We’re going through the Tampa Bay Buccaneers roster position by position to see if the team improved compared to last year. Today: special teams.
2015 roster: K Connor Barth, LS Andrew DePaola, P Jacob Schum, K Kyle Brindza
2016 roster: K Roberto Aguayo, LS Andrew DePaola, P Bryan Anger, P Jacob Schum
Last year, the Tampa Bay Buccaneers had a disastrous year of special teams. Jacob Schum was brought in to replace the overly expensive and increasingly mediocre Michael Koenen, but he was a bottom-of-the-league punter himself. His struggles were nothing compared to the team’s kickers, though. Kyle Brindza won a three-way training camp competition, and proceeded to play a huge role in the team’s first four losses by missing half of his kicks. Connor Barth was re-signed and did reasonably well, even kind of holding his own on kickoffs, but he seemed slightly less accurate than he was in his first stint with the team.

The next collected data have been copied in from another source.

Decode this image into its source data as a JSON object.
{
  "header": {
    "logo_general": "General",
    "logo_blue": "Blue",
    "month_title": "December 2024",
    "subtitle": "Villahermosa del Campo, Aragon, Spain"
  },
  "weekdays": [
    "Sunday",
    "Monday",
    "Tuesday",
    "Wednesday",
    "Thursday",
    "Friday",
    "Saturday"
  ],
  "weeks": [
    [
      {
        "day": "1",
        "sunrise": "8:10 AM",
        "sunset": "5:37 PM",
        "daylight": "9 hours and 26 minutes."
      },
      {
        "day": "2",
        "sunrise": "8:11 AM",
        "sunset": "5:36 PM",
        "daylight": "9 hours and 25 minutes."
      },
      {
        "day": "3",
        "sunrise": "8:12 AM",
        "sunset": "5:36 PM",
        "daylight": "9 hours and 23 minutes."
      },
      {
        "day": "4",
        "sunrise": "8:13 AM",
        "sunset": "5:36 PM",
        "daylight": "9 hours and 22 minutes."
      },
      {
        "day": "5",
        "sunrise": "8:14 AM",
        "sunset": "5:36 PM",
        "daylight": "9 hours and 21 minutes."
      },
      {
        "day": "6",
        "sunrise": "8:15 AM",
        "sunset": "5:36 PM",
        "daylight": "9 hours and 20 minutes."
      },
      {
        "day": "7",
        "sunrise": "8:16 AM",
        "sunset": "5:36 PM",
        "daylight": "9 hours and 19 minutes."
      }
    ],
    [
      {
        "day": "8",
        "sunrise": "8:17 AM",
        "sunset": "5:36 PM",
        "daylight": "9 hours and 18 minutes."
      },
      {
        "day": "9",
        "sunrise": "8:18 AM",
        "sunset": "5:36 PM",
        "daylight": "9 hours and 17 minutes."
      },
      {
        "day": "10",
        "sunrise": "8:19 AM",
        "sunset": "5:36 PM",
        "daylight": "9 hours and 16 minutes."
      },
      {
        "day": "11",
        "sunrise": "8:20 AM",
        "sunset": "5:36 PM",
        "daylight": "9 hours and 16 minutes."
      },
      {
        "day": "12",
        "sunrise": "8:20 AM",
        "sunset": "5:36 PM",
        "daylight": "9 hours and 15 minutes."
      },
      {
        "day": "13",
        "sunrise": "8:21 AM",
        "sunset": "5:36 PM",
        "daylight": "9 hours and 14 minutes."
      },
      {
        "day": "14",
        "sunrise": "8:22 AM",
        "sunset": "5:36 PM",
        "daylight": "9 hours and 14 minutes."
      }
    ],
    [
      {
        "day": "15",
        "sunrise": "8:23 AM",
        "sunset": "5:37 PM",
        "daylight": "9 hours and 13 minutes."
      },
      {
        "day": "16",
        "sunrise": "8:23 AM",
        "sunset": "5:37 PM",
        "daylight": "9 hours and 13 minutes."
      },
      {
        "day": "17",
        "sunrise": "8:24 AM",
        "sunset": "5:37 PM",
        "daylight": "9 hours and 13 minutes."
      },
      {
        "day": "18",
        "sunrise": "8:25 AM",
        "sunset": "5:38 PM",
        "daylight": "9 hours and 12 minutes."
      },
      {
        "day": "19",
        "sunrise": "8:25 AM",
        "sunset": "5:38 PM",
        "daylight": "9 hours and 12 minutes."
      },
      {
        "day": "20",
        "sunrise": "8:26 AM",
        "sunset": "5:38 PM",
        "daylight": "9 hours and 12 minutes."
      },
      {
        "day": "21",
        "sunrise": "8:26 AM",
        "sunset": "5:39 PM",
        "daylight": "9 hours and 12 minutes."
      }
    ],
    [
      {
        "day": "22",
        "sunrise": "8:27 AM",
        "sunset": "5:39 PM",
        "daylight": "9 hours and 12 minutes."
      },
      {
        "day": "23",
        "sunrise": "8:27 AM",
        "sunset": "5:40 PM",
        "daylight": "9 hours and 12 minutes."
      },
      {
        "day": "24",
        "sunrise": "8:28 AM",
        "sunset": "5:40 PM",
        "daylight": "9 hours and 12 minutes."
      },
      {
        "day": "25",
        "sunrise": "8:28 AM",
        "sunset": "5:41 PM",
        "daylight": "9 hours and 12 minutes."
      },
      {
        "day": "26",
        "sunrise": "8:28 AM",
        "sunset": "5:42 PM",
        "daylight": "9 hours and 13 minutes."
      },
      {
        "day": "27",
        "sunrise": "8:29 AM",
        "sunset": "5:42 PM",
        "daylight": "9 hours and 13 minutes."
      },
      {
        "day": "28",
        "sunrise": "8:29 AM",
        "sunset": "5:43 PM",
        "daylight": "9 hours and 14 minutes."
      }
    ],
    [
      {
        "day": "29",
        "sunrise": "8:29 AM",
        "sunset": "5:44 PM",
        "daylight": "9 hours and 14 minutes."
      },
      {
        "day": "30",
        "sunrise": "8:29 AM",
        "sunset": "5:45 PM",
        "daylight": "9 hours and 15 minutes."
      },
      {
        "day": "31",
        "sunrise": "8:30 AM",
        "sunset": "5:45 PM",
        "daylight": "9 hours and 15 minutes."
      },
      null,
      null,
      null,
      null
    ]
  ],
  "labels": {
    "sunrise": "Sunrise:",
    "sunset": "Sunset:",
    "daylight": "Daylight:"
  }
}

Jason Licht wasn’t happy with that, so he attacked the project of improving this group with gusto. He signed Bryan Anger, who has a massive leg and was originally a third-round pick for the Jacksonville Jaguars. In the four years since then he hasn’t turned into the Pro Bowl punter the Jaguars hoped they were drafting, but he certainly was better than league average, and should represent a big improvement over Schum — assuming he wins out in training camp, of course.
But the biggest move this offseason was trading up into the second round to draft Roberto Aguayo. The FSU kicker is very, very good — but a second-round pick is a lot to give up for a kicker, even one that can supposedly execute high-hangtime, high kickoffs that land just short of the goal-line. How valuable that is remains to be seen.
I should say something about the team’s coverage and blocking units here, but that’s nearly impossible to evaluate without seeing them in action. Suffice to say that there’s no real reason to believe there will be a significant difference compared to last year.
While Aguayo’s value can certainly be debated, there’s no real question that he’s better than Connor Barth. And the same is true for Anger and Schum. Overall, the Bucs are clearly much better on special teams than they were last year.